Flexible Replication is the process of maintaining copies of data on multiple MarkLogic Servers. The purpose of replication is to make data continuously available to mission-critical applications and to enhance application performance. Some of the benefits of replication include:

  • High Availability: You can maintain duplicate data on two or more MarkLogic Servers. In the event of a software or hardware failure on one server, the data is available from another server.
  • Disaster Recovery: In the event of some irreversible disaster on the Master server, duplicate data is preserved on its Replica.
  • Performance: Companies with geographically dispersed clusters can use replication to maintain common data on each local cluster. Queries and updates done locally, are faster and the workload can be scaled across clusters, so that each cluster handles less of the query and update load.

In a replicated environment, the original content is created by an application on the Master MarkLogic Server. Replication then copies the content to one or more Replica MarkLogic Servers. The Master and Replica servers are typically in different clusters, which may be in the same location or in different locations.

Flexible Replication is asynchronous, which means that the Master does not wait for confirmation that the update has been received by the Replica before sending further updates. Replication from the Master to the Replica occurs as soon as possible after the document is added or updated by the application.

MarkLogic Server uses the Content Processing Framework (CPF) as the underlying replication mechanism. The documents to be replicated are defined by a CPF domain. The scope of a domain may be a document, a collection of documents, or a directory. For more details about domains, see Understanding and Using Domains in the Content Processing Framework Guide Guide. You can replicate multiple domains either to the same Replica or to different Replicas, as shown is the illustrations below.

Replicated databases do not necessarily need to be configured as entirely a Master or a Replica in the replication scheme. For example, you may have two databases, DB1 and DB2, where DB1 replicates updates to the documents in Domain A to DB2 and DB2 replicates updates to the documents in Domain B to DB1.

This is not a multi-master replication configuration, as the documents updated by each application must be in different domains. Any overlap between the replicated domains may result in unpredictable behavior.

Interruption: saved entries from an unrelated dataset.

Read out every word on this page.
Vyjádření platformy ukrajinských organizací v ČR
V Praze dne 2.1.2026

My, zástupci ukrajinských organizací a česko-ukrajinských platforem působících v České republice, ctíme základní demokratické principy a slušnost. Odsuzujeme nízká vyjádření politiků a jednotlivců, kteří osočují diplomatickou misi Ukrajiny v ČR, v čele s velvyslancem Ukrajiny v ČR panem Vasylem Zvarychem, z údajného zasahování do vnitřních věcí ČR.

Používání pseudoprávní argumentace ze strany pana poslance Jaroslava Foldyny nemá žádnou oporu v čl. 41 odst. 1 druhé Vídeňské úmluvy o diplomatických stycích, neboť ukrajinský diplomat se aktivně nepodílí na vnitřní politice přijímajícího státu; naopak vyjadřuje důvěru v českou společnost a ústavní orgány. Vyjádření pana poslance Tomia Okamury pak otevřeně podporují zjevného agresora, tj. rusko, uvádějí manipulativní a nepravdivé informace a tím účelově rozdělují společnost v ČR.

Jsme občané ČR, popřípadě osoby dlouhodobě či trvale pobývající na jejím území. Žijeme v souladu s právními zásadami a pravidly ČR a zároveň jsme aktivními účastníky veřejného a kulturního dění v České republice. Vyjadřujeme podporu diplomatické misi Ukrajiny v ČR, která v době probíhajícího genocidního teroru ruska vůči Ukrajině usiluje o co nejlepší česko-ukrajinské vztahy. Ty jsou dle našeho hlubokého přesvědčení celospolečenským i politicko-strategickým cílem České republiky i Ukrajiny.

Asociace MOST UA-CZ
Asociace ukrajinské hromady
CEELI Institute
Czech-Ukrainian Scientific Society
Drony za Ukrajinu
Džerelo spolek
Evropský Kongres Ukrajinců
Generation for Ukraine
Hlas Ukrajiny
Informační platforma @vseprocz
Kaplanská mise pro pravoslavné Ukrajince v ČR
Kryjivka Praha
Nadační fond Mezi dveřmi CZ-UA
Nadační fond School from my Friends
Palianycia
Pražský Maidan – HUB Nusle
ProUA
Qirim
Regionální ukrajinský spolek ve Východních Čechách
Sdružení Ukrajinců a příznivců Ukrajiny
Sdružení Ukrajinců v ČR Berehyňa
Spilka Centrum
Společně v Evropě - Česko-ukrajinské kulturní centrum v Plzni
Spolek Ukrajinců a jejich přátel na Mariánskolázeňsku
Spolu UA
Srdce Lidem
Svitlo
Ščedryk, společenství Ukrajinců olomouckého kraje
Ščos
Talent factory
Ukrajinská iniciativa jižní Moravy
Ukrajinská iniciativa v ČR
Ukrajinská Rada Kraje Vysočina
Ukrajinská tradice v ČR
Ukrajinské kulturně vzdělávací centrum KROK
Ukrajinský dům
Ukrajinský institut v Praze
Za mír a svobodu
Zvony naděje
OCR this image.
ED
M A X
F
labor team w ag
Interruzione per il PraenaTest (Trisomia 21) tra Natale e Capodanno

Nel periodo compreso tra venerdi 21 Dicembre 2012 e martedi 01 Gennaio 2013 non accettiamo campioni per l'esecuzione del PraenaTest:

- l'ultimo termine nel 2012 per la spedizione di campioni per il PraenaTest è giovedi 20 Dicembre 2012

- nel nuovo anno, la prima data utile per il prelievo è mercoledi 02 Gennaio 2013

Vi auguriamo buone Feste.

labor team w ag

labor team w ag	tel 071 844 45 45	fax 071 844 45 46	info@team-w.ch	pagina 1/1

Another possible Master/Replica configuration is where a Master replicates updates to a Replica/Master that replicates the updates to another Replica. For example, you may have three databases, DB1, DB2, and DB3, where DB1 replicates updates to DB2 and DB2 replicates updates to DB3.

You can set up filters that narrow the scope of what documents and what parts of the documents are replicated within a domain. For example, you can set up a filter to replicate only XML documents, or you can create filters to only replicate inserts and updates (not deletes), or only replicate a particular node or element within each document.

Replication can be configured to either push or pull updates from the Master to the Replica. Push replication means that the Master pushes updates to the Replica. Pull replication means the Replica pulls updates from the Master. Push replication is triggered whenever an update is made on the Master database. Pull replication can only be configured as a scheduled task, as described in Configuring Pull Replication. Typically, you should use push replication, unless the Master and Replica are separated by a firewall through which a Replica server can only pull content from a Master server outside the firewall.